The second, more diversified method is through collective investments like exchange-traded funds (ETFs). These pool funds from multiple investors, with a professional managing the assets. This approach spreads risk across a variety of holdings.
Here’s an overview of how ETFs function, why they may be a good fit, and what to consider when incorporating them into a portfolio.
What is an Exchange-Traded Fund?
An ETF allows investors to participate in the stock and commodities markets without the need to select individual company stocks. Instead, ETFs track a group of key investments in a specific market, sector, or asset class, such as commodities.

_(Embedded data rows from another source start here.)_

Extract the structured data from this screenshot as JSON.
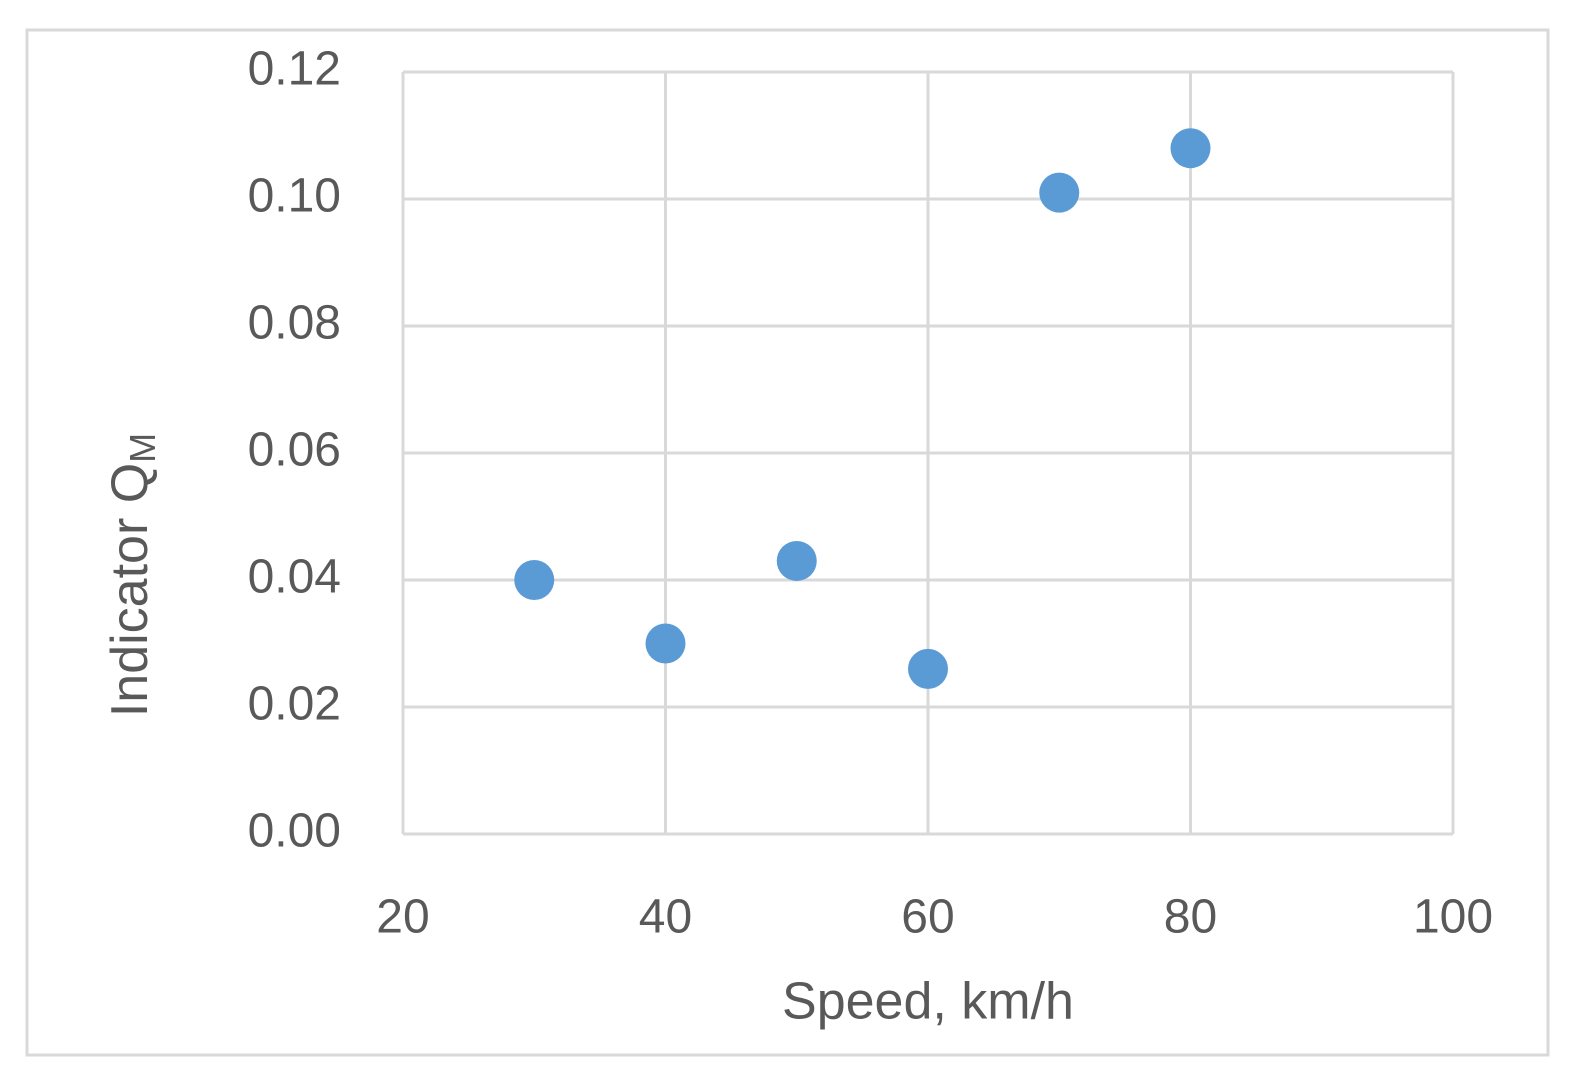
{
  "chart_data": {
    "type": "scatter",
    "xlabel": "Speed, km/h",
    "ylabel": {
      "text": "Indicator Q",
      "subscript": "M"
    },
    "x": [
      30,
      40,
      50,
      60,
      70,
      80
    ],
    "values": [
      0.04,
      0.03,
      0.043,
      0.026,
      0.101,
      0.108
    ],
    "color": "#5b9bd5",
    "xlim": [
      20,
      100
    ],
    "xticks": [
      20,
      40,
      60,
      80,
      100
    ],
    "ylim": [
      0,
      0.12
    ],
    "yticks": [
      {
        "value": 0,
        "label": "0.00"
      },
      0.02,
      0.04,
      0.06,
      0.08,
      {
        "value": 0.1,
        "label": "0.10"
      },
      0.12
    ],
    "grid": true
  }
}
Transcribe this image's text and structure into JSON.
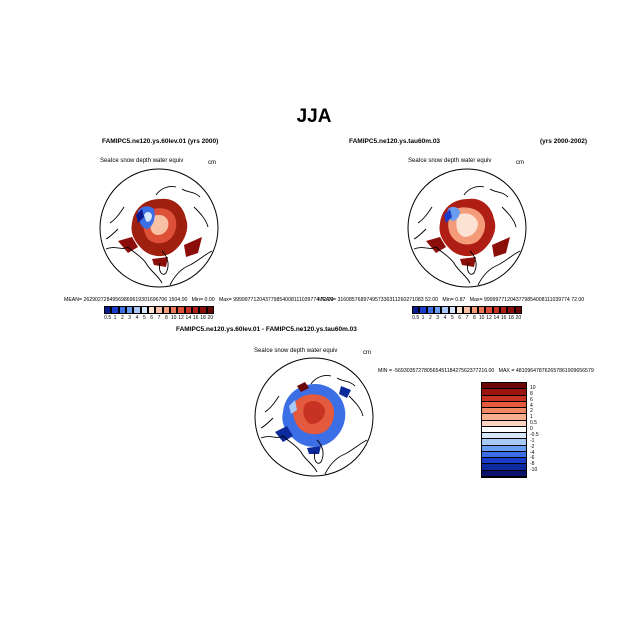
{
  "figure": {
    "title": "JJA"
  },
  "panels": [
    {
      "id": "panel-1",
      "case_label": "FAMIPC5.ne120.ys.60lev.01",
      "years_label": "(yrs 2000)",
      "variable_label": "SeaIce snow depth water equiv",
      "units": "cm",
      "mean_label": "MEAN=",
      "mean_value": "26290272849569869619301696706 1504.00",
      "min_label": "Min=",
      "min_value": "0.00",
      "max_label": "Max=",
      "max_value": "999997712043779854008111039774 72.00",
      "colorbar_ticks": [
        "0.5",
        "1",
        "2",
        "3",
        "4",
        "5",
        "6",
        "7",
        "8",
        "10",
        "12",
        "14",
        "16",
        "18",
        "20"
      ]
    },
    {
      "id": "panel-2",
      "case_label": "FAMIPC5.ne120.ys.tau60m.03",
      "years_label": "(yrs 2000-2002)",
      "variable_label": "SeaIce snow depth water equiv",
      "units": "cm",
      "mean_label": "MEAN=",
      "mean_value": "316085768974957336311260271083 52.00",
      "min_label": "Min=",
      "min_value": "0.87",
      "max_label": "Max=",
      "max_value": "999997712043779854008111039774 72.00",
      "colorbar_ticks": [
        "0.5",
        "1",
        "2",
        "3",
        "4",
        "5",
        "6",
        "7",
        "8",
        "10",
        "12",
        "14",
        "16",
        "18",
        "20"
      ]
    },
    {
      "id": "panel-diff",
      "case_label": "FAMIPC5.ne120.ys.60lev.01 - FAMIPC5.ne120.ys.tau60m.03",
      "variable_label": "SeaIce snow depth water equiv",
      "units": "cm",
      "min_label": "MIN =",
      "min_value": "-56930357278056545118427562377216.00",
      "max_label": "MAX =",
      "max_value": "481096478762657861909656579",
      "colorbar_ticks": [
        "10",
        "8",
        "6",
        "4",
        "2",
        "1",
        "0.5",
        "0",
        "-0.5",
        "-1",
        "-2",
        "-4",
        "-6",
        "-8",
        "-10"
      ]
    }
  ],
  "colors": {
    "abs_scale": [
      "#0a1a8c",
      "#1a3cc8",
      "#3c6ee6",
      "#6a9cf0",
      "#a8c8f8",
      "#d6e6fc",
      "#fbe2d2",
      "#f8c0a4",
      "#f49c7a",
      "#ec7656",
      "#de5038",
      "#c83222",
      "#ae1e14",
      "#8c0e0a",
      "#6a0606"
    ],
    "diff_scale": [
      "#6a0606",
      "#9c140e",
      "#c83222",
      "#e45a3e",
      "#f08866",
      "#f8b08e",
      "#fcd6c0",
      "#ffffff",
      "#d6e6fc",
      "#a8c8f8",
      "#6a9cf0",
      "#3c6ee6",
      "#1a3cc8",
      "#0c2a9c",
      "#0a1470"
    ]
  }
}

ETFs emerged in the 1990s and became available on the London Stock Exchange in 2000. They’ve since gained popularity. In 2021, over £7 trillion was invested in ETFs globally, according to data from EPFR.
ETFs are particularly appealing to younger investors. Research from WisdomTree found that 36% of UK investors aged 18-34 hold ETFs, compared to just 5% of those aged 55 and above.
Types of ETFs
There are a wide variety of ETFs available. As of 2021, the London Stock Exchange had more than 1,500 ETFs from around 50 issuers. Globally, Statista reports there were approximately 8,500 ETFs in circulation in the same year.
ETFs can be created around almost any type of security or asset. For instance, stock ETFs focus on shares within a particular industry, such as healthcare. Bond ETFs invest in government or corporate debt, while currency ETFs focus on foreign exchange. Some ETFs combine multiple asset types, creating hybrid ETFs.
ETF vs. Index Tracker
Unlike unit trusts and tracker funds that are priced once daily, ETFs are traded on stock exchanges and have live, fluctuating prices. This allows for greater flexibility and liquidity compared to traditional index trackers, as ETFs can be bought and sold throughout normal trading hours.
What are Exchange-Traded Commodities?
Similar to ETFs, exchange-traded commodities (ETCs) track the performance of commodities like gold. Physical ETCs hold the commodity directly, such as gold bullion, while synthetic ETCs use derivatives to mirror price movements.